Fragment‐Merging Strategies with Known Pyrimidine Scaffolds Targeting Dihydrofolate Reductase from Mycobacterium tuberculosis

Dihydrofolate reductase (DHFR) is a key enzyme involved in the folate pathway that has been heavily targeted for the development of therapeutics against cancer and bacterial and protozoa infections amongst others. Despite being an essential enzyme for Mycobacterium tuberculosis (Mtb) viability, DHFR remains an underexploited target for tuberculosis (TB) treatment. Herein, we report the preparation and evaluation of a series of compounds against Mtb DHFR (MtbDHFR). The compounds have been designed using a merging strategy of traditional pyrimidine‐based antifolates with a previously discovered unique fragment hit against MtbDHFR. In this series, four compounds displayed a high affinity against MtbDHFR, with sub‐micromolar affinities. Additionally, we determined the binding mode of six of the best compounds using protein crystallography, which revealed occupation of an underutilised region of the active site.
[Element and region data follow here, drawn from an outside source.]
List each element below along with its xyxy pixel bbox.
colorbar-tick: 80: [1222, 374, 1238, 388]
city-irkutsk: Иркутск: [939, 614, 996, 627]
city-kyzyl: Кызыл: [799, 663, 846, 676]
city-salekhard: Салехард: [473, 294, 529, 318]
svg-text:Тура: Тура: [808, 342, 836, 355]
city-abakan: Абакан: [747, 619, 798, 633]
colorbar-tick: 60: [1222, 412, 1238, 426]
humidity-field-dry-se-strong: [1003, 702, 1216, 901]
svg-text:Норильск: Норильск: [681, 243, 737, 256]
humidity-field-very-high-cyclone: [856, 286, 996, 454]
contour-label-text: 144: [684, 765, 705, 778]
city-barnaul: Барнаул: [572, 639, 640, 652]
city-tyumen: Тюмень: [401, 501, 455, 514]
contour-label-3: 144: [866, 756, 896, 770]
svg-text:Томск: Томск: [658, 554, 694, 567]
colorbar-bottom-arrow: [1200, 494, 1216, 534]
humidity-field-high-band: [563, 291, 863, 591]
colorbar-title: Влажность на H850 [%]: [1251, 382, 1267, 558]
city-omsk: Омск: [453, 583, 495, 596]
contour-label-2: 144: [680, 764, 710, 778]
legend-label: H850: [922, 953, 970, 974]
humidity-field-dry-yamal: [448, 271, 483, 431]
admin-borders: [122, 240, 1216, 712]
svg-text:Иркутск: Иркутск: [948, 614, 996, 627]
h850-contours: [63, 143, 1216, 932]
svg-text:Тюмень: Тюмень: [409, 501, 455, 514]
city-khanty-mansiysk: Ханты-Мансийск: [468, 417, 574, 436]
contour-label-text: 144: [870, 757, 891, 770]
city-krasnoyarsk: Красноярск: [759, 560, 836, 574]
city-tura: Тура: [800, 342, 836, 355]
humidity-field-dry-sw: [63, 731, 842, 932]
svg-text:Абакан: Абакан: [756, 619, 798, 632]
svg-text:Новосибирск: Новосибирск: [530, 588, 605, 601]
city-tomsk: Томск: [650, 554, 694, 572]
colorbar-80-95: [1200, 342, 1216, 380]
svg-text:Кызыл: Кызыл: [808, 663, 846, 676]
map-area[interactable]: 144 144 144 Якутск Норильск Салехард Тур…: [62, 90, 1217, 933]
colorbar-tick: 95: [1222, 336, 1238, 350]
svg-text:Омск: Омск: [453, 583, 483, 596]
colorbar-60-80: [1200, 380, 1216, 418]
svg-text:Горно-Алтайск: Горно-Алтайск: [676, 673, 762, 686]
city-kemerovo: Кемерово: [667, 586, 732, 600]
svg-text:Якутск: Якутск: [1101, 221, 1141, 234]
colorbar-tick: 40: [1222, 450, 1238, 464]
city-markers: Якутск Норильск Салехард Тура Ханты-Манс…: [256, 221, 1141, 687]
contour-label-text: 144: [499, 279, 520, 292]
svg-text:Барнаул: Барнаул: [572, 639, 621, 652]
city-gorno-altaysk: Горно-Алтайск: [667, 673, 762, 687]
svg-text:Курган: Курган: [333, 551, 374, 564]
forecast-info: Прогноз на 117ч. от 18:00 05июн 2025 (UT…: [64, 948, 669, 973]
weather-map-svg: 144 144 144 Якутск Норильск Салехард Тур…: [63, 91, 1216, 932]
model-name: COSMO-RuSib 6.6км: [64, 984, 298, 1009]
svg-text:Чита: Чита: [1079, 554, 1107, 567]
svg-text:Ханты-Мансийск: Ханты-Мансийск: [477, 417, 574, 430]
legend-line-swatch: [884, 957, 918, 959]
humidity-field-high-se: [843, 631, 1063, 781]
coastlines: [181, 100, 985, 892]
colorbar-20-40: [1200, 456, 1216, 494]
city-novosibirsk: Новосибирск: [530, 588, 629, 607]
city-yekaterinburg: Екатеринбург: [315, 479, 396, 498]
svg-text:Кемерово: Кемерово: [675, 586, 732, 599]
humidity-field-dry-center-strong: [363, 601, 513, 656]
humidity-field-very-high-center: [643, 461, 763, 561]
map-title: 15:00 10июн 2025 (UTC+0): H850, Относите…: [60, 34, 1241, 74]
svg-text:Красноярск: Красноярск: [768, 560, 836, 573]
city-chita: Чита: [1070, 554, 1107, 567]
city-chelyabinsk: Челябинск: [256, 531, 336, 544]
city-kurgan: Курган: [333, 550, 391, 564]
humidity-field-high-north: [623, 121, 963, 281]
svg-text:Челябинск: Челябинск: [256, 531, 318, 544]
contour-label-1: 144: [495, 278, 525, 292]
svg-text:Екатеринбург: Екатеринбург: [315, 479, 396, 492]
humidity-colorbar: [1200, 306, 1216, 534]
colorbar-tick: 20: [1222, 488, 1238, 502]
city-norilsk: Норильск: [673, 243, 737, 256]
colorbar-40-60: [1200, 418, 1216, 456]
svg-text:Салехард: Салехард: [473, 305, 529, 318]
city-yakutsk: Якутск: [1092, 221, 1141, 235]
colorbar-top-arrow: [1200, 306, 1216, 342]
Tuberculosis, caused by Mycobacterium tuberculosis (Mtb), remains a major global health problem, with rising resistance increasing the need for more therapeutic options. Through the use of fragment‐based drug discovery, a compound found from screening was merged with known inhibitors, creating compounds with sub‐micromolar affinity against Mtb dihydrofolate reductase, an essential enzyme for Mtb.